Corrosion and polarization behavior of carbon steel in MEA-based CO2 capture process

This work reveals levels of corrosion rate and polarization behavior of carbon steel immersed in aqueous solutions of monoethanolamine (MEA) used in the absorption-based carbon dioxide (CO₂) capture process for greenhouse gas reduction from industrial flue gas streams. Such information was obtained from electrochemical-based corrosion experiments under a wide range of the CO₂ capture process conditions. The corrosion of carbon steel was evaluated in respect to process parameters including partial pressure of oxygen (O₂), CO₂ loading in solution, solution velocity, solution temperature, MEA concentration and metal surface condition. Results show that the aqueous MEA solution containing CO₂ provides a favorable condition for the corrosion of carbon steel to proceed. Corrosion rate is increased by all tested process parameters. These parametric effects were explained by the electrochemical kinetic data obtained from polarization curves and by the thermodynamic data obtained from Pourbaix diagram.     

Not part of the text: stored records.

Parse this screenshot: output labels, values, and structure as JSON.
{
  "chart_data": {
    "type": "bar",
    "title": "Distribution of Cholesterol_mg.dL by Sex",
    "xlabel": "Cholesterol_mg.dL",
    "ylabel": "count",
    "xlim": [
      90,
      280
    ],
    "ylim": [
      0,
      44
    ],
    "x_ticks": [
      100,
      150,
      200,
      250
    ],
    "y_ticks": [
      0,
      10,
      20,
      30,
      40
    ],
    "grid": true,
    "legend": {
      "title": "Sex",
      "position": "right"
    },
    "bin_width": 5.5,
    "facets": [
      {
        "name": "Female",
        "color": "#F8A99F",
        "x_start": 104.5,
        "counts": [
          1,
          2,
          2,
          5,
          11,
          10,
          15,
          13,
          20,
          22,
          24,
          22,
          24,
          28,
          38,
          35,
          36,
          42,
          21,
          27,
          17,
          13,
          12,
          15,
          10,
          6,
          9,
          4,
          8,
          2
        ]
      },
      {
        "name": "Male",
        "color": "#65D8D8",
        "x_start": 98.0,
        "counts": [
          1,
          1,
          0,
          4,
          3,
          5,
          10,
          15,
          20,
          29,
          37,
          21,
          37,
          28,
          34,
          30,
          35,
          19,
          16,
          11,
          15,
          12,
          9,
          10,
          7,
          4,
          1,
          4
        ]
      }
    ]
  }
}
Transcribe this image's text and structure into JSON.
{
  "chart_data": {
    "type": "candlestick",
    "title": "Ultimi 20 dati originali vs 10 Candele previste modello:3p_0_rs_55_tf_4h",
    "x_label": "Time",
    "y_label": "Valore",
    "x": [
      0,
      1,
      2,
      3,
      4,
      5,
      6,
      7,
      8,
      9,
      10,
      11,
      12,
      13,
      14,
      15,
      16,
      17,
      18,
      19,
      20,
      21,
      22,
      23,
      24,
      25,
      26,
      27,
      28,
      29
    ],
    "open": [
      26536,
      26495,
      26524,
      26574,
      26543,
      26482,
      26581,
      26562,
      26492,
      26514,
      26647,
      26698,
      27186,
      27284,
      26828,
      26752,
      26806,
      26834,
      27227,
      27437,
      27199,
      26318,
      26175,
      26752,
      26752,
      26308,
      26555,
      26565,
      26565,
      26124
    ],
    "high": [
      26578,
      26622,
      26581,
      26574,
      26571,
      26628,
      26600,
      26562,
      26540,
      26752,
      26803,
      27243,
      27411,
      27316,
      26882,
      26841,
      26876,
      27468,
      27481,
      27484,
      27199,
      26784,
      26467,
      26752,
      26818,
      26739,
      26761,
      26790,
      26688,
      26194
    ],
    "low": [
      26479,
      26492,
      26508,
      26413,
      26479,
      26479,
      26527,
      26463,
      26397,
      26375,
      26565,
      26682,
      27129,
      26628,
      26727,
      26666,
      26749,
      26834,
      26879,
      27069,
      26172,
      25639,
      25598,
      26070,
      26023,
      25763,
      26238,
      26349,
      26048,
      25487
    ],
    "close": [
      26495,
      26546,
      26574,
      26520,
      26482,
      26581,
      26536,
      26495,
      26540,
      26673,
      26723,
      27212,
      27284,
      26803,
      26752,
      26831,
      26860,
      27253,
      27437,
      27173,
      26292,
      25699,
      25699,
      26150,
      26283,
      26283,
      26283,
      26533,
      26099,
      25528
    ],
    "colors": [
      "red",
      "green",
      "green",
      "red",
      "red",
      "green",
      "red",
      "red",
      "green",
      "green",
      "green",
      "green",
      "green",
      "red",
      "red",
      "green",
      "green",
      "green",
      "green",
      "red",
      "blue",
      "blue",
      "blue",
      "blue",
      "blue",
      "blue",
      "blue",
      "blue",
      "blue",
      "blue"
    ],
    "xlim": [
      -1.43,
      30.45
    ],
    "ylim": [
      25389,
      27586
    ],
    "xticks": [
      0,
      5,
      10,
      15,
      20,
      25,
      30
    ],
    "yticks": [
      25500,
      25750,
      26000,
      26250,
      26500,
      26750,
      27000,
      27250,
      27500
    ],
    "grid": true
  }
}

Post-combustion CO2-capture from coal-fired power plants: Preliminary evaluation of an integrated chemical absorption process with piperazine-promoted potassium carbonate

The simulation tool ASPEN Plus^® is used to model the full CO₂-capture process for chemical absorption of CO₂ by piperazine-promoted potassium carbonate (K₂CO₃/PZ) and the subsequent CO₂-compression train. Sensitivity analysis of lean loading, desorber pressure and CO₂-capture rate are performed for various solvent compositions to evaluate the optimal process parameters. EbsilonProfessional^® is used to model a 600 MW_el (gross) hard coal-fired power plant. Numerical equations for power losses due to steam extraction for solvent regeneration are derived from simulation runs. The results of the simulation campaigns are used to find the process parameters that show the lowest specific power loss. Subsequently, absorber and desorber columns are dimensioned to evaluate investment costs for these main components of the CO₂-capture process. Regeneration heat duty, net efficiency losses and column investment costs are then compared to the reference case of CO₂-capture by monoethanolamine (MEA).CO₂-capture by piperazine-promoted potassium carbonate with subsequent CO₂-compression to 110 bar shows energetic advantages over the reference process which uses MEA. Additionally, investment costs for the main components in the CO₂-capture process (absorber and desorber columns) are lower due to the enhanced reaction kinetics of the investigated K₂CO₃/PZ solvent which leads to smaller component sizes.